Answer :
To determine the length of the kite's shorter diagonal, we need to focus on the heights of the two isosceles triangles that share a common base.
1. Examine the triangles:
- The base of each triangle is 80 inches.
- The legs of the upper triangle measure 41 inches each.
- The legs of the lower triangle measure 50 inches each.
2. Determine the height of the upper triangle:
In an isosceles triangle, if we drop a perpendicular from the vertex opposite the base to the midpoint of the base, it will split the base into two equal segments of 40 inches each. We can use the Pythagorean theorem to find the height (h).
For the upper triangle:
[tex]\[ (41)^2 = (40)^2 + h_{upper}^2 \][/tex]
[tex]\[ 1681 = 1600 + h_{upper}^2 \][/tex]
[tex]\[ h_{upper}^2 = 1681 - 1600 \][/tex]
[tex]\[ h_{upper}^2 = 81 \][/tex]
[tex]\[ h_{upper} = \sqrt{81} = 9 \text{ inches} \][/tex]
3. Determine the height of the lower triangle:
Similarly, for the lower triangle:
[tex]\[ (50)^2 = (40)^2 + h_{lower}^2 \][/tex]
[tex]\[ 2500 = 1600 + h_{lower}^2 \][/tex]
[tex]\[ h_{lower}^2 = 2500 - 1600 \][/tex]
[tex]\[ h_{lower}^2 = 900 \][/tex]
[tex]\[ h_{lower} = \sqrt{900} = 30 \text{ inches} \][/tex]
4. Determine the kite's shorter diagonal:
The shorter diagonal of the kite corresponds to the height of the upper triangle, which we found to be 9 inches.
Therefore, the length of the kite's shorter diagonal is [tex]\( 9 \)[/tex] inches.
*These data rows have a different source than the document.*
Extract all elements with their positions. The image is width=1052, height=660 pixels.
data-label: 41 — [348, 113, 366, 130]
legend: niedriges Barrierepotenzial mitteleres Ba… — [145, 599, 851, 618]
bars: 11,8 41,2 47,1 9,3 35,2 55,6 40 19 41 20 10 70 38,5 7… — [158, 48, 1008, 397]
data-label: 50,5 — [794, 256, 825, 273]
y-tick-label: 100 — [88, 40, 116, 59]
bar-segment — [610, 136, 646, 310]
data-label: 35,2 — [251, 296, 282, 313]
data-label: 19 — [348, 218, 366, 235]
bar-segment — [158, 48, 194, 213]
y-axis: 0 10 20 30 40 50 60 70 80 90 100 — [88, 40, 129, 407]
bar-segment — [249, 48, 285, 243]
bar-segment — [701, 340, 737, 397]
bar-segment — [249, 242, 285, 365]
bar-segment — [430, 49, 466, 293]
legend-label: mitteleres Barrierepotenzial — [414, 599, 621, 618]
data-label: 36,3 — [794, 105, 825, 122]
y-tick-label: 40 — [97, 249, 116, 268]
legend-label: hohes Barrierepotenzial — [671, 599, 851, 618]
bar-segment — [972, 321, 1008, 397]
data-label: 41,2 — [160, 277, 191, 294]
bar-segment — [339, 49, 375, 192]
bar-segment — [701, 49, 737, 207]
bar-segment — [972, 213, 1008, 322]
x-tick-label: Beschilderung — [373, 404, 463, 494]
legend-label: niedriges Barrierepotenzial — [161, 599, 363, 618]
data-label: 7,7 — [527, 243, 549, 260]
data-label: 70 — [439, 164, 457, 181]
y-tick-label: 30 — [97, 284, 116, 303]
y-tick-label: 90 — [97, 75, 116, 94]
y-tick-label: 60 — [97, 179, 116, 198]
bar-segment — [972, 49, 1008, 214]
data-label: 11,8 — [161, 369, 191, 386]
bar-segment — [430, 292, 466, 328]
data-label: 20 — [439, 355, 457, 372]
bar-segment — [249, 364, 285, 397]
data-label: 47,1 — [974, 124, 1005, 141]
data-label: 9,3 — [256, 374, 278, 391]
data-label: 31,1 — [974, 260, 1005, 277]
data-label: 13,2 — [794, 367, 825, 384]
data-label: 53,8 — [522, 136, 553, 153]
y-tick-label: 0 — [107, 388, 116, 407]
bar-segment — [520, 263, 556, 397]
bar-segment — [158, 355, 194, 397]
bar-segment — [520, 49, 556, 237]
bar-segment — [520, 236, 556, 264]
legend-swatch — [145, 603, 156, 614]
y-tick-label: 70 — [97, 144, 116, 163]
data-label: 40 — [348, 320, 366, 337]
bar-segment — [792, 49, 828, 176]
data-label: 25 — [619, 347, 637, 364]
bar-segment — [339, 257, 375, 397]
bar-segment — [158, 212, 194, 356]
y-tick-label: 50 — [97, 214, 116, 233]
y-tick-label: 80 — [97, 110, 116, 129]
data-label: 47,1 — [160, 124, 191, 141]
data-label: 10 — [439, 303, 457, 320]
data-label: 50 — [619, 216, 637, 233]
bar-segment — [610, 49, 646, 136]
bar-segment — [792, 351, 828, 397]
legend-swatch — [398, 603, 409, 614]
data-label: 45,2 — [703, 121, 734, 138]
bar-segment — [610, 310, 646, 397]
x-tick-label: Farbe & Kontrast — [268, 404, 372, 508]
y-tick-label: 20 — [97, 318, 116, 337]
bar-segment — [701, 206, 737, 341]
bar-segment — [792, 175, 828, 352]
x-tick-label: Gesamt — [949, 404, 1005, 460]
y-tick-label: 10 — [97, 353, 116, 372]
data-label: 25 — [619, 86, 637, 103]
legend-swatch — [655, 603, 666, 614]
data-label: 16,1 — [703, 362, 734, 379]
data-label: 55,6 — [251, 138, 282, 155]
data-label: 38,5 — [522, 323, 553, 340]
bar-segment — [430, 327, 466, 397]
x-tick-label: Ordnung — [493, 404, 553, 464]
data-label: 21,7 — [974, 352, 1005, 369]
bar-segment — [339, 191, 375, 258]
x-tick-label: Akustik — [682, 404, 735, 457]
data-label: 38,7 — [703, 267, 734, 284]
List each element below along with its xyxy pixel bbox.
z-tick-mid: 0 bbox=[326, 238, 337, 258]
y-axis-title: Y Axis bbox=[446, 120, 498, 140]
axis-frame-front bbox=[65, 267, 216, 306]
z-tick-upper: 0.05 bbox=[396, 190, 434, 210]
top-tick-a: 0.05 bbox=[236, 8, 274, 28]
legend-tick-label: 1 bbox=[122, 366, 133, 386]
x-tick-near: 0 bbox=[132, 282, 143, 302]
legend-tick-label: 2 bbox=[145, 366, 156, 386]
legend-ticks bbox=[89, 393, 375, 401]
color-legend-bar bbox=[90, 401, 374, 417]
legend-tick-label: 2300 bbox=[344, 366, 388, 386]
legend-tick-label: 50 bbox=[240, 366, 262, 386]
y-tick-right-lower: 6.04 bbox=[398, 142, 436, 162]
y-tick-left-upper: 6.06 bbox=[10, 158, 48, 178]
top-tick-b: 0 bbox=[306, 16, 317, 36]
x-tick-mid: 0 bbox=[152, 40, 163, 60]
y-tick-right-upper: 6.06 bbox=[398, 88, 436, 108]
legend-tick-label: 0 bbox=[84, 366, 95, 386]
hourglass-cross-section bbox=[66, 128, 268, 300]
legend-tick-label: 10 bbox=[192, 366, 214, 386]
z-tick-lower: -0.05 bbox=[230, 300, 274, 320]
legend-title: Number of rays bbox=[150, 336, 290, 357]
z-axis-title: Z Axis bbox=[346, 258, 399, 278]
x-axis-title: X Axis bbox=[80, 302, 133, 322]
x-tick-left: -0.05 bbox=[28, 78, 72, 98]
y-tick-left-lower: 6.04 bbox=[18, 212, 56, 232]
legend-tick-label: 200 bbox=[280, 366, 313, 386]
This matches none of the given choices directly, as shown below:
- 30 inches (Incorrect)
- 39 inches (Incorrect)
- [tex]\( 10 \sqrt{39} \)[/tex] inches (Incorrect)
- [tex]\( 10 \sqrt{11} \)[/tex] inches (Incorrect)
The actual length of the kite's shorter diagonal is 9 inches.
1. Examine the triangles:
- The base of each triangle is 80 inches.
- The legs of the upper triangle measure 41 inches each.
- The legs of the lower triangle measure 50 inches each.
2. Determine the height of the upper triangle:
In an isosceles triangle, if we drop a perpendicular from the vertex opposite the base to the midpoint of the base, it will split the base into two equal segments of 40 inches each. We can use the Pythagorean theorem to find the height (h).
For the upper triangle:
[tex]\[ (41)^2 = (40)^2 + h_{upper}^2 \][/tex]
[tex]\[ 1681 = 1600 + h_{upper}^2 \][/tex]
[tex]\[ h_{upper}^2 = 1681 - 1600 \][/tex]
[tex]\[ h_{upper}^2 = 81 \][/tex]
[tex]\[ h_{upper} = \sqrt{81} = 9 \text{ inches} \][/tex]
3. Determine the height of the lower triangle:
Similarly, for the lower triangle:
[tex]\[ (50)^2 = (40)^2 + h_{lower}^2 \][/tex]
[tex]\[ 2500 = 1600 + h_{lower}^2 \][/tex]
[tex]\[ h_{lower}^2 = 2500 - 1600 \][/tex]
[tex]\[ h_{lower}^2 = 900 \][/tex]
[tex]\[ h_{lower} = \sqrt{900} = 30 \text{ inches} \][/tex]
4. Determine the kite's shorter diagonal:
The shorter diagonal of the kite corresponds to the height of the upper triangle, which we found to be 9 inches.
Therefore, the length of the kite's shorter diagonal is [tex]\( 9 \)[/tex] inches. This matches none of the given choices directly, as shown below:
- 30 inches (Incorrect)
- 39 inches (Incorrect)
- [tex]\( 10 \sqrt{39} \)[/tex] inches (Incorrect)
- [tex]\( 10 \sqrt{11} \)[/tex] inches (Incorrect)
The actual length of the kite's shorter diagonal is 9 inches.